Chapter One: The People Around Jesus

Chapter Two: The Two Lost Sons

Chapter Three: Redefining Sin

Chapter Four: Redefining Lostness

Chapter Five: The True Elder Brother

Chapter Six: Redefining Hope

Chapter Seven: The Feast of the Father

In the introduction, Keller shares the parable from the Bible in its exact verse-by-verse context and builds his case from there. By explaining what message is typically derived from the parable, Keller embarks upon an alternative message that reveals an even deeper underlying message.

Remarkable Chapter

Always the most challenging portion of book reviews, I wrestled with which chapter to specifically highlight. That said, the final chapter entitled The Feast of the Father particularly resonated with me. In this chapter, Keller ties together the loose ends and brings the full message to completion.

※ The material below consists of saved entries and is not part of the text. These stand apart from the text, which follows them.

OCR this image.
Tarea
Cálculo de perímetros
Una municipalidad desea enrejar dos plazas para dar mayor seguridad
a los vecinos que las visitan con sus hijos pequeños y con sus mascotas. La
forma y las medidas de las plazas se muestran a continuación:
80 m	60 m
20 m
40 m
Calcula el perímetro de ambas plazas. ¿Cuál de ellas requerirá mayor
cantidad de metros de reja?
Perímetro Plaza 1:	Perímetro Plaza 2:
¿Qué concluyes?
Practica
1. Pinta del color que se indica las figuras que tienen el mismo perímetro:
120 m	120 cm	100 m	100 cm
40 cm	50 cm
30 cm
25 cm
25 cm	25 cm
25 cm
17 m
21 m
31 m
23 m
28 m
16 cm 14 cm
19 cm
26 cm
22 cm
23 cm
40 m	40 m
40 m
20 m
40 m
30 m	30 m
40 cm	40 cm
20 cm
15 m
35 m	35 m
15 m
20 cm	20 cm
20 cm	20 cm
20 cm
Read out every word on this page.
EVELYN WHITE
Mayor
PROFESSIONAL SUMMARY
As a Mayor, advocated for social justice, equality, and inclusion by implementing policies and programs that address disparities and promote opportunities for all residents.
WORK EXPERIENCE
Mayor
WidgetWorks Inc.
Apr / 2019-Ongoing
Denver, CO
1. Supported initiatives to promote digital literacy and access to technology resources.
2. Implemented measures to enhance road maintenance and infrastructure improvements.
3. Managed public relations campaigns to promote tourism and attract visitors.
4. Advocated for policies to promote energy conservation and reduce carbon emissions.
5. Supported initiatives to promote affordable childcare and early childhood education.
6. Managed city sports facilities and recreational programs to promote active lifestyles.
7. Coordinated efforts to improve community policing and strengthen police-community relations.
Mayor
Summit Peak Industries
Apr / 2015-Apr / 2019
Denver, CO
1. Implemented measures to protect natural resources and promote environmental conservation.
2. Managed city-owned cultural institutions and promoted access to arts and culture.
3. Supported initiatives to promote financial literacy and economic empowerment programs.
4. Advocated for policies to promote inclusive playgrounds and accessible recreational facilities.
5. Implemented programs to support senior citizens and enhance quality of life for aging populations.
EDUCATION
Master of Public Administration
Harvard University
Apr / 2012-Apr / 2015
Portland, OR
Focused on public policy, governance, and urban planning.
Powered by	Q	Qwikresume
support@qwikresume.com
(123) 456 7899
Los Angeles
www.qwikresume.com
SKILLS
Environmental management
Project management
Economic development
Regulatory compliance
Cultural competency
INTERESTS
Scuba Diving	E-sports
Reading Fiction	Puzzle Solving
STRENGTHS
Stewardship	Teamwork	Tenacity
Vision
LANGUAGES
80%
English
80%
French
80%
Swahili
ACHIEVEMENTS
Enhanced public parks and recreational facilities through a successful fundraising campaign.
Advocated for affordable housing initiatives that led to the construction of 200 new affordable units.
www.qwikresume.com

He explains there are four ways that our lives will be shaped by the gospel message: experiential, material, individual, and communal.

Salvation is experiential:

"Jesus secures the legal verdict 'not guilty' for us so we are no longer liable for our wrongdoings. However, salvation is not only objective and legal but also subjective and experiential. The Bible insists on using sensory language about salvation. It calls us to 'taste and see' that the Lord is good, not only to agree and believe it."

Salvation is material:

"In Matthew 25, Jesus describes Judgment Day. Many will stand there and call him 'Lord,' but Jesus says, stunningly, that if they had not been serving the hungry, the refugee, the sick, and the prisoner, then they hadn't been serving him (Matthew 25:34-40). This is no contradiction to what we have heard from Jesus in the Parable of the Prodigal Son. He is not saying that only the social workers get into heaven. Rather, he is saying that the inevitable sign that you know you are a sinner saved by sheer, costly grace is a sensitive social conscience and a life poured out in deeds of service to the poor."

Salvation is individual:

"In the end, Martin Luther's old formula still sums things up nicely: 'We are saved by faith alone [not our works], but not by faith that remains alone.' Nothing we do can merit God's grace and favor, we can only believe that he has given it to us in Jesus Christ and receive it by faith. But if we truly believe and trust in the one who sacrificially served us, it changes us into people who sacrificially serve God and our neighbors. If we say 'I believe in Jesus' but it doesn't affect the way we live, the answer is not that now we need to add hard work to our faith so much as that we haven't truly understood or believed in Jesus at all."

Salvation is communal:

"Christians commonly say they want a relationship with Jesus, that they want to 'get to know Jesus better.' You will never be able to do that by yourself. You must be deeply involved in the church, in Christian community, with strong relationships of love and accountability. Only if you are part of a community of believers seeking to resemble, serve, and love Jesus will you ever get to know him and grow into his likeness."

Conclusion

The Prodigal God can serve as an introduction to the Christian faith for those who are unfamiliar with its teachings or who may have been away from them for some time. In many cases, however, many lifelong Christian believers feel they understand the basics of the Christian faith quite well and don't think they need a primer. Or as Keller puts it, "one of the signs that you may not grasp the unique, radical nature of the gospel is that you are certain that you do." The Prodigal God would be a wonderful resource for each of the aforementioned groups and is one I would greatly recommend.